Extravascular hemolysis primarily takes place in the spleen, where misshapen red blood cells (RBCs) are trapped in specialized regions known as the Cords of Billroth. These trapped RBCs are then engulfed and destroyed by splenic macrophages, which are part of the reticuloendothelial system. In extravascular hemolysis, hemoglobin from RBCs remains intracellular, where it is converted to unconjugated bilirubin. This process leads to a normocytic anemia, characterized by a mean corpuscular volume (MCV) between 80-100, as the RBCs that are destroyed are typically of normal size.

What complications can arise from extravascular hemolysis?

Extravascular hemolysis can lead to several complications due to the accumulation of unconjugated bilirubin. This excess bilirubin can cause jaundice, elevate urobilinogen levels in urine and stool, and contribute to the formation of pigmented gallstones. Additionally, serum lactate dehydrogenase (LDH) levels may rise due to the release of this enzyme from the destroyed RBCs. Over time, chronic extravascular hemolysis can also result in splenomegaly due to the expansion of its red pulp.

How is hereditary spherocytosis linked to extravascular hemolysis?

Hereditary spherocytosis is an autosomal dominant condition that often leads to extravascular hemolysis and normocytic anemia. This disorder is caused by mutations in proteins like spectrin and ankyrin, which are important for anchoring the RBC membrane to its internal cytoskeleton, resulting in RBCs that are weak and inflexible. Such RBCs are prone to losing membrane vesicles when they pass through the Cords of Billroth in the spleen, making them susceptible to phagocytosis by splenic macrophages and subsequent extravascular hemolysis.

What diagnostic and management strategies are used for hereditary spherocytosis?
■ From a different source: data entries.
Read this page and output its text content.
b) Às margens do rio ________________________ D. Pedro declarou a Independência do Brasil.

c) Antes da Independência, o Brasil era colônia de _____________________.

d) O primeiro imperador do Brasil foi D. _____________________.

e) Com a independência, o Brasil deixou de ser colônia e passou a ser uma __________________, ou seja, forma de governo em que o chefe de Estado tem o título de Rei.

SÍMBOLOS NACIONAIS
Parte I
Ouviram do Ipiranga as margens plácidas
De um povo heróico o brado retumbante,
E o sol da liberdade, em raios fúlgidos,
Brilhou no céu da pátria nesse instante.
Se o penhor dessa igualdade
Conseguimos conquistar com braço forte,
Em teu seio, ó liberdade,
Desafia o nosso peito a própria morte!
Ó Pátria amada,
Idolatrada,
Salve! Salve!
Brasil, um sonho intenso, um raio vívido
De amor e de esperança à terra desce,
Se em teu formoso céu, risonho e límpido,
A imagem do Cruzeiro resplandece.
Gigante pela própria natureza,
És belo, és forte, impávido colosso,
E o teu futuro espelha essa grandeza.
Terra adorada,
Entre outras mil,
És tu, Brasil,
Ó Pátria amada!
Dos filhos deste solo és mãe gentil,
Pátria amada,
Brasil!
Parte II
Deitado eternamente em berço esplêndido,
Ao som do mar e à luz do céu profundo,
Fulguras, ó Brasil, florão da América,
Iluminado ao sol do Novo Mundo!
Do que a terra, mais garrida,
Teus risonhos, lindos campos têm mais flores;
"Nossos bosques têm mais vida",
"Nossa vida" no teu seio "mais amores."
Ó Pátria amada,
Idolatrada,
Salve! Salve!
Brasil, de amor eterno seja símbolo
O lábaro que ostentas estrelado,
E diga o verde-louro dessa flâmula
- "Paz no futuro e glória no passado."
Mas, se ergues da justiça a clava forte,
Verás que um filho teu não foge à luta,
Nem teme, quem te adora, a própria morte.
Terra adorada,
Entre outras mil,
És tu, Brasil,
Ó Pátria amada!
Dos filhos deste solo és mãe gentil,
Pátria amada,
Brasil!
Diagnosis of hereditary spherocytosis often involves the osmotic fragility test, which assesses the RBCs' vulnerability to osmotic stress. The condition is also marked by an elevated mean corpuscular hemoglobin concentration (MCHC). Management may include addressing severe complications like hydrops fetalis and aplastic crisis, which can occur in hereditary spherocytosis. Splenectomy may be considered to alleviate the symptoms and complications of extravascular hemolysis.

How does pyruvate kinase deficiency lead to extravascular hemolysis?

Pyruvate kinase deficiency is an autosomal recessive disorder that disrupts glycolysis by impairing the conversion of phosphoenolpyruvate to pyruvate. This enzymatic deficiency results in inadequate ATP production, affecting the ionic balance across the RBC membrane leading to a loss of potassium and water. The altered membrane architecture makes these RBCs more susceptible to being trapped in the Cords of Billroth in the spleen, where they are phagocytosed by splenic macrophages, leading to extravascular hemolysis and normocytic anemia.